If you need a visual aid for the cock that got away, illustrator Kobalt Network mocked up the game’s front cover with the title on BlueSky in light of the revelation. We imagine it might’ve sold a few more copies, at least.

Fischer goes onto to say that he ‘should have’ agreed to have Giant Cock as the title to see what would happen, before making his feelings very clear on Naka as a person. 

‘He is literally the most miserable person I have ever worked with in games or anything else in my life, just a horrible human being, and you can quote me on that,’ Fischer added. 

Elsewhere in the same interview, Fischer claims he’s ‘heard’ that Sega is ‘remaking Sonic CD’, but doesn’t elaborate on exactly what that means. Sonic CD was released in 1993 for the Mega-CD, and has been ported via various Sonic collections over the years since.

Some kind of new version makes sense as the next Sonic movie, Sonic The Hedgehog 4, is partially inspired by Sonic CD but remaking a 2D game doesn’t really make any sense unless they’re going to turn it into a 3D title or completely change the graphics.

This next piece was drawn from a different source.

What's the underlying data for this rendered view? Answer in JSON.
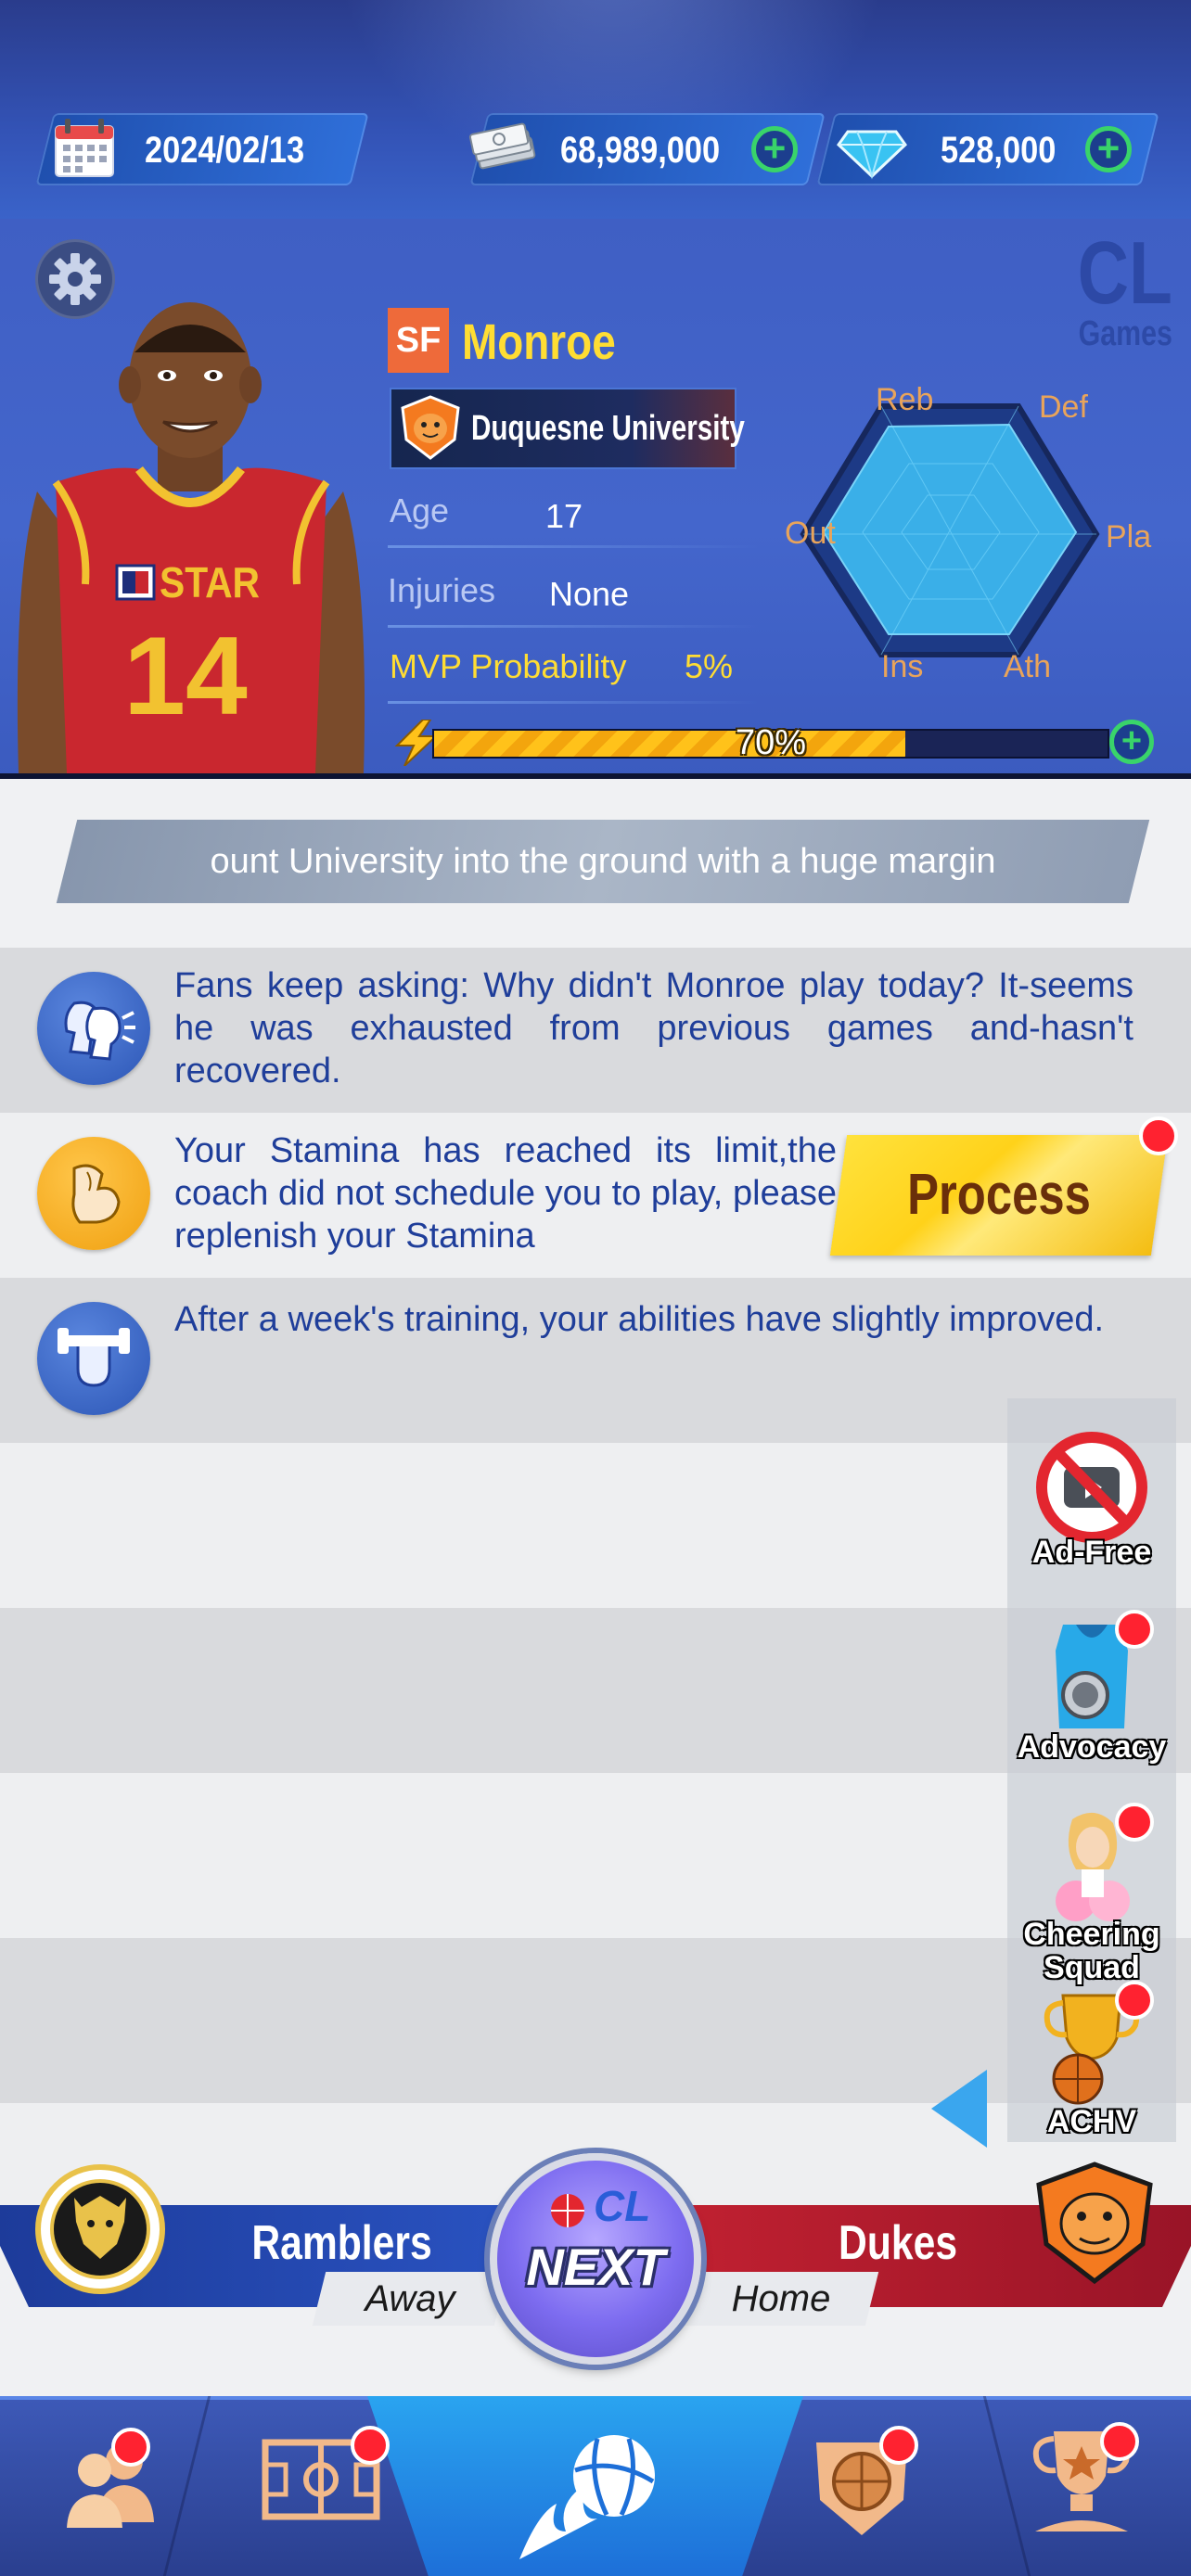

There are other interesting nuggets in the interview too, including a time when Fischer recalls meeting Michael Jackson, before 1988’s Moonwalker for the Mega Drive. 

‘I worked a couple of days with him,’ Fischer said about Jackson. ‘I think the first day, we just hung out at an arcade, and I played video games with him for about four hours. They kicked everyone out of the arcade, and it’s just me and him playing every video game in the Roppongi Sega GiGO Game Center (I met him the first two or three times he came to Tokyo, so GIGO may not have been on the first trip). 

‘Then, I think it was on a separate trip that he came, and I just translated for him with the head of the team that eventually made Moonwalker. We even went back to his hotel, and we hooked up a Genesis to his TV (the hotel TVs were harder to connect stuff to). He was asleep in his suite.’

Along with Moonwalker, Jackson is said to have written tracks for Sonic The Hedgehog 3, but his work went uncredited. There are conflicting accounts as to the reason why, with some claiming the singer was unhappy with the sound quality, but allegations of child sexual abuse against Jackson emerged during the game’s development and many suspect that was the reason his involvement was never made public.